Dernier album également de l’année 2022 pour les Acteurs de l’Ombre Productions avant une pause bien méritée pour les fêtes de fin d’année. Jours Pâles est le projet solo de Spellbound, un des membres fondateurs du non moins connu Aorlhac, groupe qu’on ne présente quasiment plus dans l’hexagone tant la renommée au sein de la scène black metal est grandissante. C’est fou parce qu’on a l’impression que tout ce que ce mec touche, il le transforme en or massif. Quand on écoute Asphodèle par exemple, ou Aorlhac, on se rend compte à quel point Spellbound a indéniablement un truc en plus en lui.

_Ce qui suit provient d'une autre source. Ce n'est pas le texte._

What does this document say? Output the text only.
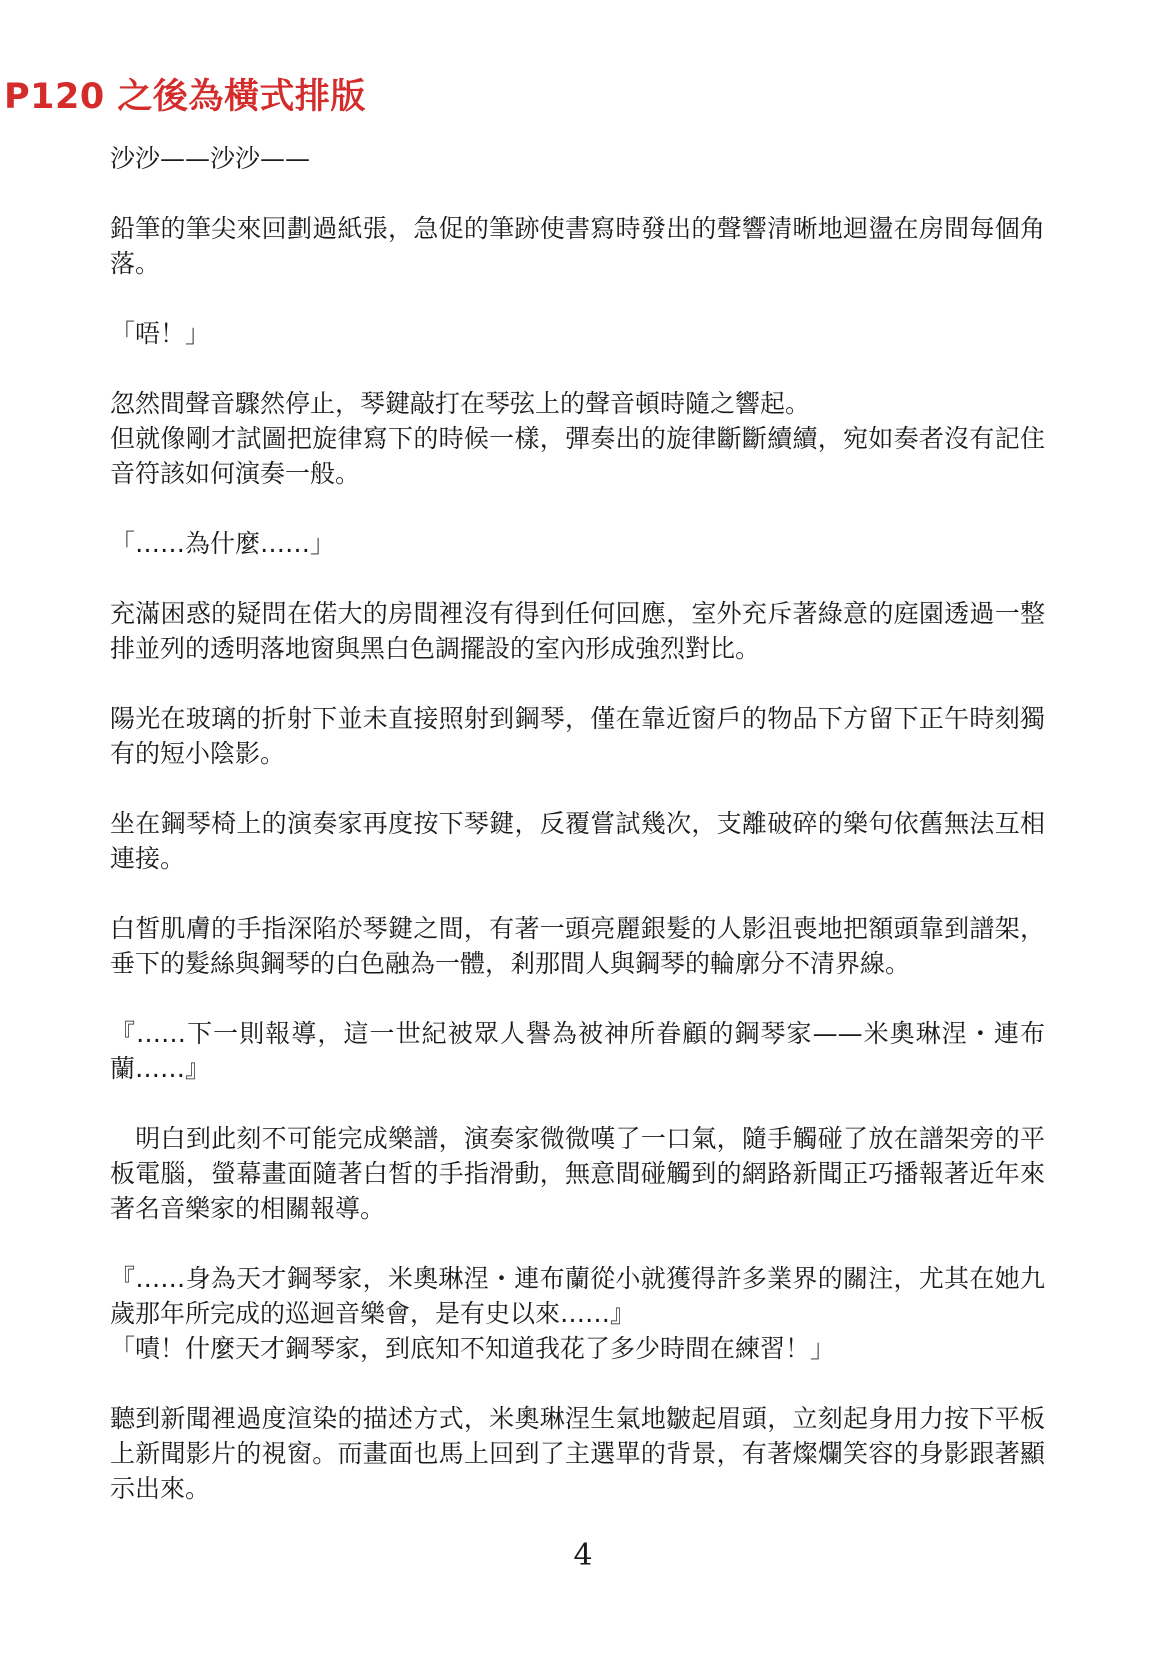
P120 之後為橫式排版

沙沙——沙沙——

鉛筆的筆尖來回劃過紙張，急促的筆跡使書寫時發出的聲響清晰地迴盪在房間每個角落。

「唔！」

忽然間聲音驟然停止，琴鍵敲打在琴弦上的聲音頓時隨之響起。

但就像剛才試圖把旋律寫下的時候一樣，彈奏出的旋律斷斷續續，宛如奏者沒有記住音符該如何演奏一般。

「……為什麼……」

充滿困惑的疑問在偌大的房間裡沒有得到任何回應，室外充斥著綠意的庭園透過一整排並列的透明落地窗與黑白色調擺設的室內形成強烈對比。

陽光在玻璃的折射下並未直接照射到鋼琴，僅在靠近窗戶的物品下方留下正午時刻獨有的短小陰影。

坐在鋼琴椅上的演奏家再度按下琴鍵，反覆嘗試幾次，支離破碎的樂句依舊無法互相連接。

白皙肌膚的手指深陷於琴鍵之間，有著一頭亮麗銀髮的人影沮喪地把額頭靠到譜架，垂下的髮絲與鋼琴的白色融為一體，剎那間人與鋼琴的輪廓分不清界線。

『……下一則報導，這一世紀被眾人譽為被神所眷顧的鋼琴家——米奧琳涅・連布蘭……』

　明白到此刻不可能完成樂譜，演奏家微微嘆了一口氣，隨手觸碰了放在譜架旁的平板電腦，螢幕畫面隨著白皙的手指滑動，無意間碰觸到的網路新聞正巧播報著近年來著名音樂家的相關報導。

『……身為天才鋼琴家，米奧琳涅・連布蘭從小就獲得許多業界的關注，尤其在她九歲那年所完成的巡迴音樂會，是有史以來……』

「嘖！什麼天才鋼琴家，到底知不知道我花了多少時間在練習！」

聽到新聞裡過度渲染的描述方式，米奧琳涅生氣地皺起眉頭，立刻起身用力按下平板上新聞影片的視窗。而畫面也馬上回到了主選單的背景，有著燦爛笑容的身影跟著顯示出來。

4
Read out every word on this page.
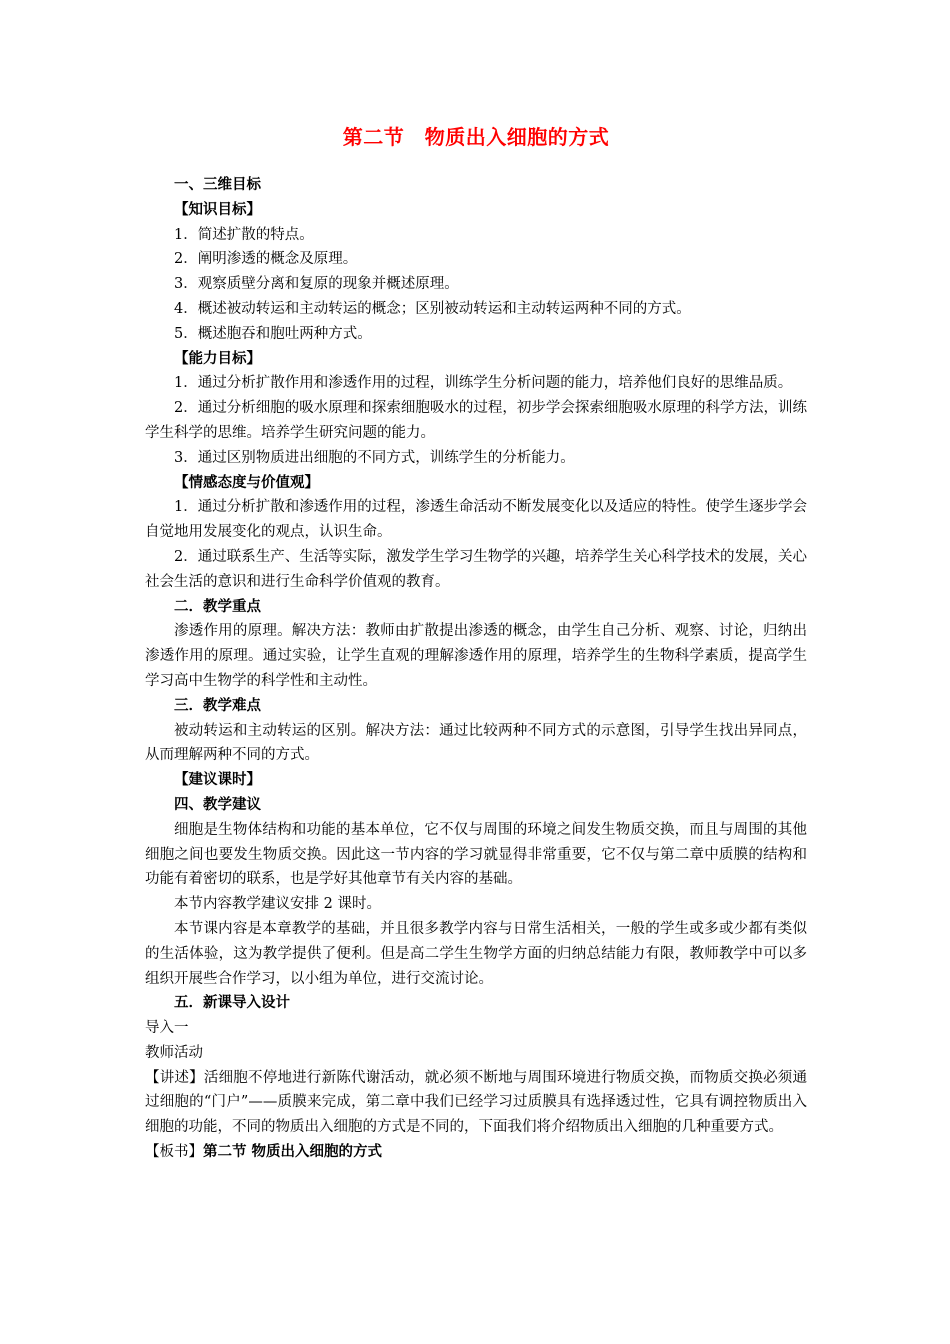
第二节　物质出入细胞的方式

一、三维目标

【知识目标】

1．简述扩散的特点。

2．阐明渗透的概念及原理。

3．观察质壁分离和复原的现象并概述原理。

4．概述被动转运和主动转运的概念；区别被动转运和主动转运两种不同的方式。

5．概述胞吞和胞吐两种方式。

【能力目标】

1．通过分析扩散作用和渗透作用的过程，训练学生分析问题的能力，培养他们良好的思维品质。

2．通过分析细胞的吸水原理和探索细胞吸水的过程，初步学会探索细胞吸水原理的科学方法，训练学生科学的思维。培养学生研究问题的能力。

3．通过区别物质进出细胞的不同方式，训练学生的分析能力。

【情感态度与价值观】

1．通过分析扩散和渗透作用的过程，渗透生命活动不断发展变化以及适应的特性。使学生逐步学会自觉地用发展变化的观点，认识生命。

2．通过联系生产、生活等实际，激发学生学习生物学的兴趣，培养学生关心科学技术的发展，关心社会生活的意识和进行生命科学价值观的教育。

二．教学重点

渗透作用的原理。解决方法：教师由扩散提出渗透的概念，由学生自己分析、观察、讨论，归纳出渗透作用的原理。通过实验，让学生直观的理解渗透作用的原理，培养学生的生物科学素质，提高学生学习高中生物学的科学性和主动性。

三．教学难点

被动转运和主动转运的区别。解决方法：通过比较两种不同方式的示意图，引导学生找出异同点，从而理解两种不同的方式。

【建议课时】

四、教学建议

细胞是生物体结构和功能的基本单位，它不仅与周围的环境之间发生物质交换，而且与周围的其他细胞之间也要发生物质交换。因此这一节内容的学习就显得非常重要，它不仅与第二章中质膜的结构和功能有着密切的联系，也是学好其他章节有关内容的基础。

本节内容教学建议安排 2 课时。

本节课内容是本章教学的基础，并且很多教学内容与日常生活相关，一般的学生或多或少都有类似的生活体验，这为教学提供了便利。但是高二学生生物学方面的归纳总结能力有限，教师教学中可以多组织开展些合作学习，以小组为单位，进行交流讨论。

五．新课导入设计

导入一

教师活动

【讲述】活细胞不停地进行新陈代谢活动，就必须不断地与周围环境进行物质交换，而物质交换必须通过细胞的“门户”——质膜来完成，第二章中我们已经学习过质膜具有选择透过性，它具有调控物质出入细胞的功能，不同的物质出入细胞的方式是不同的，下面我们将介绍物质出入细胞的几种重要方式。

【板书】第二节 物质出入细胞的方式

Comme une sorte de jumelage siamois avec l’allégorie de la musique qui le rend si incroyable. Et ce n’est pas la prestation au Dark Medieval Fest d’Aorlhac qui me fera dire le contraire. Sans compter que je m’étais occupé du précédent méfait, appelé « Éclosion« , et que j’avais déjà placé mon curseur de notation très haut. Je me demande sincèrement comment je vais faire pour noter « Tensions » qui s’annonce déjà comme une pièce maitresse du black metal français par les critiques… Là encore, il est à noter quelques musiciens de session pour accompagner Spellbound.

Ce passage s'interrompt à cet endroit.